Nine years later, in 1998, using royalties from a rap record he recorded, Clark, who was able to walk again, began publishing a monthly with real stories about life on the streets--complete with harrowing stories of crime and consequence. The crime stories are contrasted with positive pieces highlighting the success stories of nightclub promoters, DJs and record company executives. The idea, he says, is to give more status to the honest, hard-working jobs than to the careers that invariably lead to jail or worse.
The unusual mix of stories in FEDS has caught the attention of Hollywood. Miramax Films just optioned the rights to the main character featured in a FEDS article about the murderous decline of a Harlem gang. Now other media players are lining up--Clark has signed a book deal with Harper Collins; a video project will be underwritten by the clothing company Fubu, and The Source has begun running FEDS content on its Web site (after Clark turned down the publisher's offer to buy FEDS outright). In exchange, The Source has provided Clark office space and editorial consulting.
David Mays, publisher of The Source, says FEDS has found a niche, but has a few miles to go editorially.
"They need real design, better editing and higher quality paper in order to get up to the next level," he says. "But don't let the magazine's appearance hide the fact that they offer something special in the way they address crime-related issues. And advertisers recognize this. They pay a premium for the kind of street credibility they get with FEDS."
Clark insists there's no chance he'll sell out to make the magazine more commercial. For instance, you won't see musicians or movie stars on the cover, he says; that real estate is reserved for criminals, although the magazine has run interviews with singing sensation Mary J. Blige and rap kingpin Too Short.

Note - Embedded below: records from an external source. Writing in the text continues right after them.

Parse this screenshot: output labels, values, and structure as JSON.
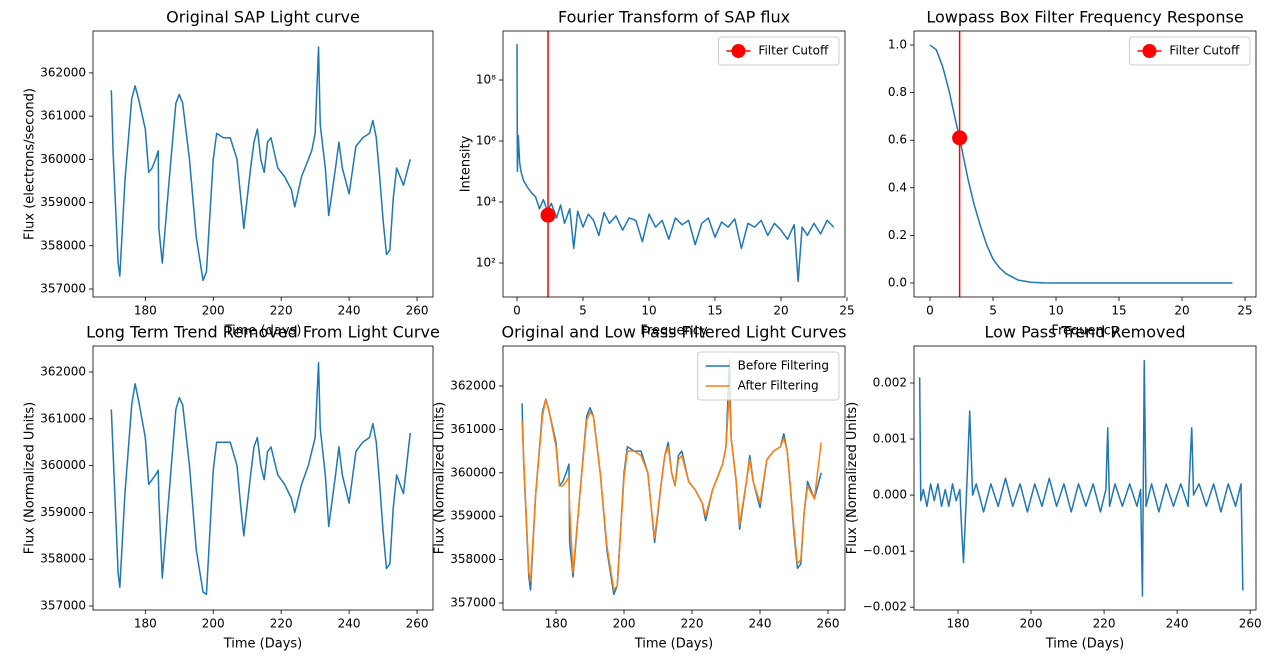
{
  "chart_data": [
    {
      "type": "line",
      "title": "Original SAP Light curve",
      "xlabel": "Time (days)",
      "ylabel": "Flux (electrons/second)",
      "xlim": [
        164.6,
        264.7
      ],
      "ylim": [
        356815,
        362970
      ],
      "xticks": [
        180,
        200,
        220,
        240,
        260
      ],
      "yticks": [
        357000,
        358000,
        359000,
        360000,
        361000,
        362000
      ],
      "series": [
        {
          "color": "#1f77b4",
          "x": [
            170,
            170.5,
            172,
            172.5,
            174,
            176,
            177,
            178,
            180,
            181,
            182,
            183,
            183.8,
            184,
            185,
            187,
            189,
            190,
            191,
            193,
            195,
            197,
            198,
            200,
            201,
            203,
            205,
            207,
            208,
            209,
            211,
            212,
            213,
            214,
            215,
            216,
            217,
            219,
            221,
            223,
            224,
            226,
            228,
            229,
            230,
            231,
            231.5,
            233,
            234,
            236,
            237,
            238,
            240,
            242,
            244,
            246,
            247,
            248,
            249,
            250,
            251,
            252,
            253,
            254,
            256,
            258
          ],
          "values": [
            361600,
            360200,
            357600,
            357300,
            359500,
            361400,
            361700,
            361400,
            360700,
            359700,
            359800,
            360000,
            360200,
            358400,
            357600,
            359500,
            361300,
            361500,
            361300,
            360000,
            358200,
            357200,
            357400,
            360000,
            360600,
            360500,
            360500,
            360000,
            359200,
            358400,
            359800,
            360400,
            360700,
            360000,
            359700,
            360400,
            360500,
            359800,
            359600,
            359300,
            358900,
            359600,
            360000,
            360200,
            360600,
            362600,
            360800,
            359800,
            358700,
            359800,
            360400,
            359800,
            359200,
            360300,
            360500,
            360600,
            360900,
            360500,
            359600,
            358600,
            357800,
            357900,
            359100,
            359800,
            359400,
            360000
          ]
        }
      ]
    },
    {
      "type": "line",
      "title": "Fourier Transform of SAP flux",
      "xlabel": "Frequency",
      "ylabel": "Intensity",
      "yscale": "log",
      "xlim": [
        -1.06,
        24.85
      ],
      "ylim": [
        7.67,
        4050000000
      ],
      "xticks": [
        0,
        5,
        10,
        15,
        20,
        25
      ],
      "yticks": [
        {
          "value": 100,
          "label": "10²"
        },
        {
          "value": 10000,
          "label": "10⁴"
        },
        {
          "value": 1000000,
          "label": "10⁶"
        },
        {
          "value": 100000000,
          "label": "10⁸"
        }
      ],
      "vline": 2.35,
      "vline_color": "red",
      "legend": "upper right",
      "series": [
        {
          "color": "#1f77b4",
          "x": [
            0,
            0.03,
            0.1,
            0.2,
            0.3,
            0.5,
            0.8,
            1.1,
            1.4,
            1.7,
            2.0,
            2.3,
            2.6,
            3.0,
            3.3,
            3.6,
            4.0,
            4.3,
            4.6,
            5.0,
            5.4,
            5.8,
            6.2,
            6.6,
            7.0,
            7.5,
            8,
            8.5,
            9,
            9.5,
            10,
            10.5,
            11,
            11.5,
            12,
            12.5,
            13,
            13.5,
            14,
            14.5,
            15,
            15.5,
            16,
            16.5,
            17,
            17.5,
            18,
            18.5,
            19,
            19.5,
            20,
            20.5,
            21,
            21.3,
            21.6,
            22,
            22.5,
            23,
            23.5,
            24
          ],
          "values": [
            1500000000,
            100000,
            1500000,
            200000,
            100000,
            50000,
            30000,
            20000,
            15000,
            6000,
            12000,
            5000,
            9000,
            3000,
            8000,
            2000,
            6000,
            300,
            5000,
            1500,
            4000,
            2500,
            800,
            4500,
            2000,
            3500,
            1200,
            3000,
            2500,
            500,
            4000,
            1500,
            2500,
            600,
            3000,
            1800,
            2500,
            400,
            2000,
            3000,
            700,
            2200,
            1500,
            2800,
            300,
            2000,
            1500,
            2500,
            800,
            2000,
            1200,
            600,
            1800,
            25,
            1500,
            800,
            2000,
            900,
            2500,
            1500
          ]
        },
        {
          "name": "Filter Cutoff",
          "color": "red",
          "marker": "o",
          "x": [
            2.35
          ],
          "values": [
            3700
          ]
        }
      ]
    },
    {
      "type": "line",
      "title": "Lowpass Box Filter Frequency Response",
      "xlabel": "Frequency",
      "xlim": [
        -1.27,
        25.87
      ],
      "ylim": [
        -0.059,
        1.059
      ],
      "xticks": [
        0,
        5,
        10,
        15,
        20,
        25
      ],
      "yticks": [
        {
          "value": 0,
          "label": "0.0"
        },
        0.2,
        0.4,
        0.6,
        0.8,
        {
          "value": 1,
          "label": "1.0"
        }
      ],
      "vline": 2.35,
      "vline_color": "red",
      "legend": "upper right",
      "series": [
        {
          "color": "#1f77b4",
          "x": [
            0,
            0.5,
            1,
            1.5,
            2,
            2.5,
            3,
            3.5,
            4,
            4.5,
            5,
            5.5,
            6,
            7,
            8,
            9,
            10,
            15,
            20,
            24
          ],
          "values": [
            1,
            0.98,
            0.91,
            0.81,
            0.69,
            0.57,
            0.44,
            0.33,
            0.24,
            0.16,
            0.1,
            0.065,
            0.04,
            0.012,
            0.003,
            0.0005,
            0,
            0,
            0,
            0
          ]
        },
        {
          "name": "Filter Cutoff",
          "color": "red",
          "marker": "o",
          "x": [
            2.35
          ],
          "values": [
            0.61
          ]
        }
      ]
    },
    {
      "type": "line",
      "title": "Long Term Trend Removed From Light Curve",
      "xlabel": "Time (Days)",
      "ylabel": "Flux (Normalized Units)",
      "xlim": [
        164.6,
        264.7
      ],
      "ylim": [
        356915,
        362556
      ],
      "xticks": [
        180,
        200,
        220,
        240,
        260
      ],
      "yticks": [
        357000,
        358000,
        359000,
        360000,
        361000,
        362000
      ],
      "series": [
        {
          "color": "#1f77b4",
          "x": [
            170,
            170.5,
            172,
            172.5,
            174,
            176,
            177,
            178,
            180,
            181,
            182,
            183,
            183.8,
            184,
            185,
            187,
            189,
            190,
            191,
            193,
            195,
            197,
            198,
            200,
            201,
            203,
            205,
            207,
            208,
            209,
            211,
            212,
            213,
            214,
            215,
            216,
            217,
            219,
            221,
            223,
            224,
            226,
            228,
            229,
            230,
            231,
            231.5,
            233,
            234,
            236,
            237,
            238,
            240,
            242,
            244,
            246,
            247,
            248,
            249,
            250,
            251,
            252,
            253,
            254,
            256,
            258
          ],
          "values": [
            361200,
            360300,
            357700,
            357400,
            359400,
            361300,
            361750,
            361400,
            360600,
            359600,
            359700,
            359800,
            359900,
            359300,
            357600,
            359400,
            361200,
            361450,
            361300,
            360000,
            358200,
            357300,
            357250,
            359900,
            360500,
            360500,
            360500,
            360000,
            359200,
            358500,
            359800,
            360400,
            360600,
            360000,
            359700,
            360300,
            360400,
            359800,
            359600,
            359300,
            359000,
            359600,
            360000,
            360300,
            360600,
            362200,
            360800,
            359800,
            358700,
            359800,
            360400,
            359800,
            359200,
            360300,
            360500,
            360600,
            360900,
            360500,
            359600,
            358600,
            357800,
            357900,
            359100,
            359800,
            359400,
            360700
          ]
        }
      ]
    },
    {
      "type": "line",
      "title": "Original and Low Pass Filtered Light Curves",
      "xlabel": "Time (Days)",
      "ylabel": "Flux (Normalized Units)",
      "xlim": [
        164.4,
        265
      ],
      "ylim": [
        356839,
        362922
      ],
      "xticks": [
        180,
        200,
        220,
        240,
        260
      ],
      "yticks": [
        357000,
        358000,
        359000,
        360000,
        361000,
        362000
      ],
      "legend": "upper right",
      "series": [
        {
          "name": "Before Filtering",
          "color": "#1f77b4",
          "x": [
            170,
            170.5,
            172,
            172.5,
            174,
            176,
            177,
            178,
            180,
            181,
            182,
            183,
            183.8,
            184,
            185,
            187,
            189,
            190,
            191,
            193,
            195,
            197,
            198,
            200,
            201,
            203,
            205,
            207,
            208,
            209,
            211,
            212,
            213,
            214,
            215,
            216,
            217,
            219,
            221,
            223,
            224,
            226,
            228,
            229,
            230,
            231,
            231.5,
            233,
            234,
            236,
            237,
            238,
            240,
            242,
            244,
            246,
            247,
            248,
            249,
            250,
            251,
            252,
            253,
            254,
            256,
            258
          ],
          "values": [
            361600,
            360200,
            357600,
            357300,
            359500,
            361400,
            361700,
            361400,
            360700,
            359700,
            359800,
            360000,
            360200,
            358400,
            357600,
            359500,
            361300,
            361500,
            361300,
            360000,
            358200,
            357200,
            357400,
            360000,
            360600,
            360500,
            360500,
            360000,
            359200,
            358400,
            359800,
            360400,
            360700,
            360000,
            359700,
            360400,
            360500,
            359800,
            359600,
            359300,
            358900,
            359600,
            360000,
            360200,
            360600,
            362600,
            360800,
            359800,
            358700,
            359800,
            360400,
            359800,
            359200,
            360300,
            360500,
            360600,
            360900,
            360500,
            359600,
            358600,
            357800,
            357900,
            359100,
            359800,
            359400,
            360000
          ]
        },
        {
          "name": "After Filtering",
          "color": "#ff7f0e",
          "x": [
            170,
            170.5,
            172,
            172.5,
            174,
            176,
            177,
            178,
            180,
            181,
            182,
            183,
            183.8,
            184,
            185,
            187,
            189,
            190,
            191,
            193,
            195,
            197,
            198,
            200,
            201,
            203,
            205,
            207,
            208,
            209,
            211,
            212,
            213,
            214,
            215,
            216,
            217,
            219,
            221,
            223,
            224,
            226,
            228,
            229,
            230,
            231,
            231.5,
            233,
            234,
            236,
            237,
            238,
            240,
            242,
            244,
            246,
            247,
            248,
            249,
            250,
            251,
            252,
            253,
            254,
            256,
            258
          ],
          "values": [
            361200,
            360300,
            357700,
            357500,
            359500,
            361300,
            361700,
            361400,
            360600,
            359700,
            359700,
            359800,
            359900,
            359200,
            357700,
            359500,
            361200,
            361400,
            361300,
            360000,
            358300,
            357300,
            357400,
            359900,
            360500,
            360500,
            360400,
            360000,
            359200,
            358500,
            359800,
            360400,
            360600,
            360000,
            359700,
            360300,
            360400,
            359800,
            359600,
            359300,
            359000,
            359600,
            360000,
            360200,
            360600,
            361900,
            360800,
            359800,
            358800,
            359800,
            360300,
            359800,
            359300,
            360300,
            360500,
            360600,
            360800,
            360500,
            359600,
            358700,
            357900,
            358000,
            359100,
            359700,
            359400,
            360700
          ]
        }
      ]
    },
    {
      "type": "line",
      "title": "Low Pass Trend Removed",
      "xlabel": "Time (Days)",
      "ylabel": "Flux (Normalized Units)",
      "xlim": [
        167.95,
        261.6
      ],
      "ylim": [
        -0.00205,
        0.00266
      ],
      "xticks": [
        180,
        200,
        220,
        240,
        260
      ],
      "yticks": [
        {
          "value": -0.002,
          "label": "−0.002"
        },
        {
          "value": -0.001,
          "label": "−0.001"
        },
        {
          "value": 0,
          "label": "0.000"
        },
        0.001,
        0.002
      ],
      "series": [
        {
          "color": "#1f77b4",
          "x": [
            169.5,
            169.8,
            170.5,
            171.5,
            172.5,
            173.5,
            174.5,
            175.5,
            176.5,
            177.5,
            178.5,
            179.5,
            180.5,
            181,
            181.5,
            182.5,
            183.2,
            184,
            185,
            187,
            189,
            191,
            193,
            195,
            197,
            199,
            201,
            203,
            205,
            207,
            209,
            211,
            213,
            215,
            217,
            219,
            220.5,
            221,
            221.5,
            223,
            225,
            227,
            229,
            230,
            230.5,
            231,
            231.5,
            233,
            235,
            237,
            239,
            241,
            243,
            244,
            244.5,
            246,
            248,
            250,
            252,
            254,
            256,
            257.5,
            258
          ],
          "values": [
            0.0021,
            -0.0001,
            0.0001,
            -0.0002,
            0.0002,
            -0.0001,
            0.0002,
            -0.0002,
            0.0001,
            -0.0002,
            0.0002,
            -0.0001,
            0.0001,
            -0.0006,
            -0.0012,
            0.0003,
            0.0015,
            0,
            0.0002,
            -0.0003,
            0.0002,
            -0.0002,
            0.0003,
            -0.0002,
            0.0002,
            -0.0003,
            0.0002,
            -0.0002,
            0.0003,
            -0.0002,
            0.0002,
            -0.0003,
            0.0002,
            -0.0002,
            0.0002,
            -0.0003,
            0.0001,
            0.0012,
            -0.0002,
            0.0002,
            -0.0002,
            0.0002,
            -0.0002,
            0.0001,
            -0.0018,
            0.0024,
            -0.0002,
            0.0002,
            -0.0003,
            0.0002,
            -0.0002,
            0.0002,
            -0.0002,
            0.0012,
            0,
            0.0002,
            -0.0002,
            0.0002,
            -0.0003,
            0.0002,
            -0.0002,
            0.0002,
            -0.0017
          ]
        }
      ]
    }
  ]
}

Clark says he struck a chord with his predominantly male, mostly urban audience, which ranges in age from 18 to 60. "This is working like a prayer," he says. "But I'm not just trying to put out some ghetto magazine, glorifying hustlers and killers. This is not white or black. It's street oriented and about real street issues.
"I don't want to be like The Source or Playboy or Rap Pages," adds Clarke. He smiles and says confidently: I want this to be like Time. That's why I have the red border on my covers."
CRIME DOES PAY
On a shoestring budget of $2,000. Antoine Clark launched FEDS with a modest 5,000 circulation. Today the titles circulation is at 50,000. Full-page ads sell too as much as $5,000 and the last issue had 20 of them including the clothing company Fubu , several rap labels and a Manhattan-based defense attorney.